Active heterotopic abnormalities (premature beats)
Now, you might already notice that what I wrote was about a completely different topic. I’m really bad at the ECG topics (you might know that since I didn’t write about them), so when I drew that topic I became slightly panicked. I’ve looked through them the day before (Idun notes), and my girlfriend told me what active heterotopic means. However, I couldn’t come up with any examples, so I just wrote about fibrillation and flutter, because I thought that maybe they were a part of the topic (they technically are, but they have their own topic).

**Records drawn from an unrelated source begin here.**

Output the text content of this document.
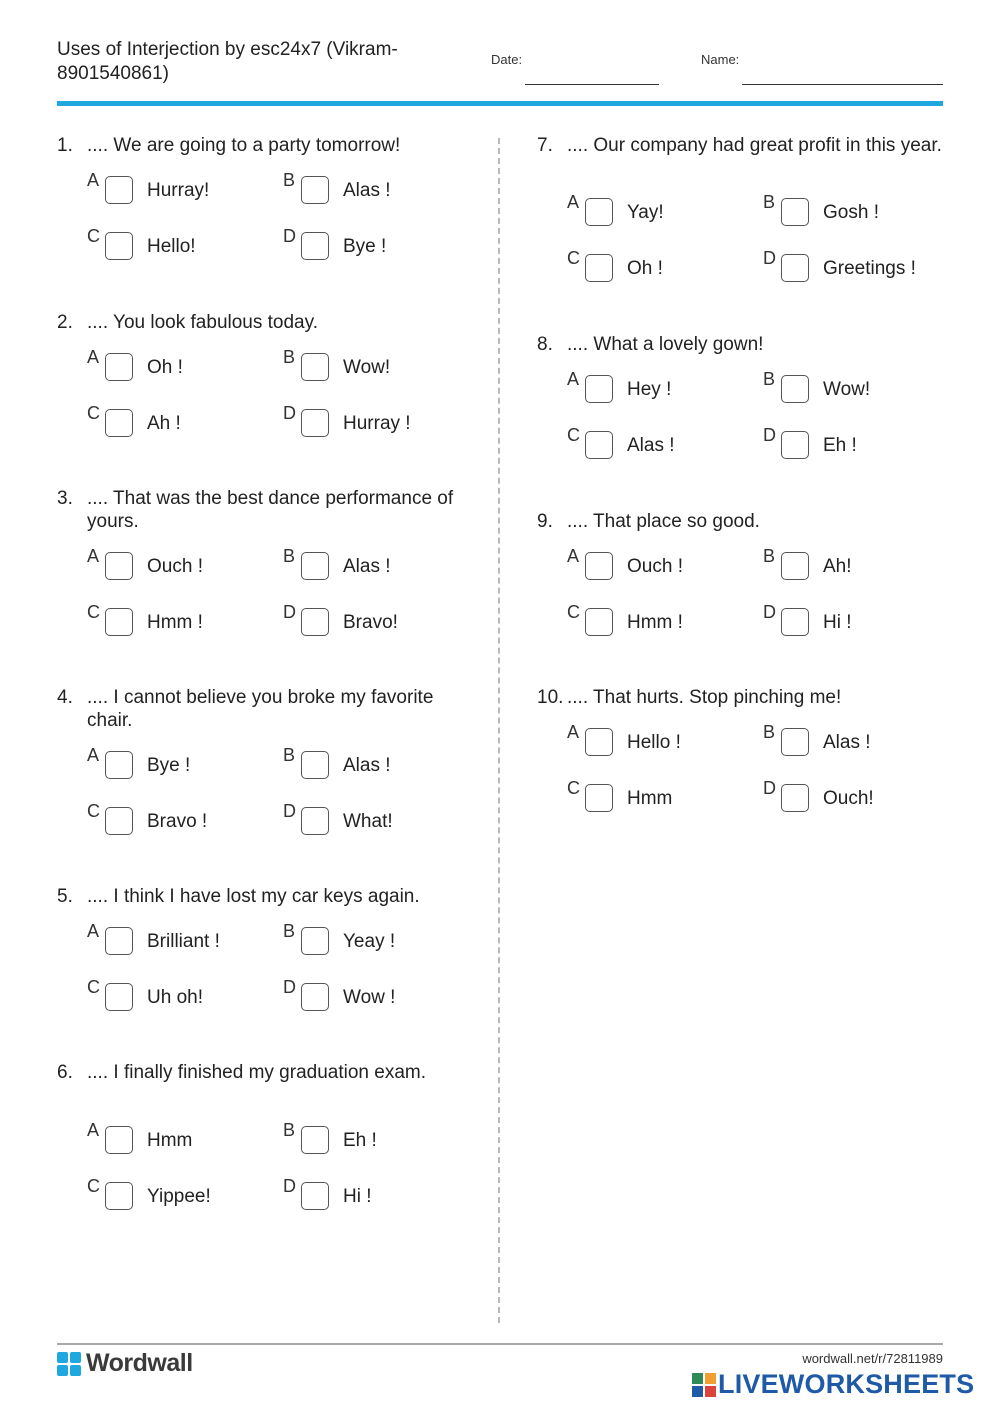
Uses of Interjection by esc24x7 (Vikram-
8901540861)
Date:	Name:
1. .... We are going to a party tomorrow!
A	Hurray!	B	Alas !
C Hello!	D Bye !
2. .... You look fabulous today.
A	Oh !	B	Wow!
C Ah !	D Hurray !
3. .... That was the best dance performance of yours.
A	Ouch !	B	Alas !
C Hmm !	D Bravo!
4. .... I cannot believe you broke my favorite chair.
A	Bye !	B	Alas !
C Bravo !	D What!
5. .... I think I have lost my car keys again.
A	Brilliant !	B	Yeay !
C Uh oh!	D Wow !
6. .... I finally finished my graduation exam.
A	Hmm	B	Eh !
C Yippee!	D Hi !
7. .... Our company had great profit in this year.
A	Yay!	B	Gosh !
C Oh !	D Greetings !
8. .... What a lovely gown!
A	Hey !	B	Wow!
C Alas !	D Eh !
9. .... That place so good.
A	Ouch !	B	Ah!
C Hmm !	D Hi !
10. .... That hurts. Stop pinching me!
A	Hello !	B	Alas !
C Hmm	D Ouch!
Wordwall	wordwall.net/r/72811989
LIVEWORKSHEETS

He instantly saw what I’d written and was very confused. He said “what’s this?” and that’s when I realized I’d fucked up completely. I tried to save it.
- N: Oh, maybe I should’ve written about extrasystoles and escape rhythms as well?
- G: Extrasystoles and tachycardias yes, but escape rhythms no. It even says “premature beats” in the topic name.
He asked me about types and classification of tachycardias (supraventricular and ventricular) and their compensatory pauses. He also asked me what Torsade de Points is, which is when I drew the spindle-like ECG you can see on my notes.
- G: If you can explain to me why the compensatory pause is different in ventricular and supraventricular tachycardias will I give you a 5.
I couldn’t. I didn’t even know they had different compensatory pauses. He tried really hard to make me “recall” why it was, but I’ve never learnt it so I couldn’t recall it. He eventually understood that I didn’t know the answer and gave up.
- G: I’ll give you the 5 anyway, as encouragement.
All in all was the experience very good, mostly the same as for patho. He was extremely nice and passed everyone, even those who failed to answer certain basic questions either because they didn’t know or they couldn’t recall the answer. Just be aware that they’ll always find ways to ask questions you are not prepared for. My notes (and the book and lectures) don’t cover absolutely everything, so you can’t be prepared for every possible question, but it’s still possible to get a 5.
2 thoughts on “My Pathophysiology 1 exam experience”
Do you know about anyone who got a 2, or approximately how sucky I can be and still get a 2? Exam soon, and really struggling over here.
Don’t worry. You can suck pretty hard and still pass. Trust me.
The examiner said that they expect more on the final exam. But as long as you show them that you’ve studied even a little bit this semester should you pass.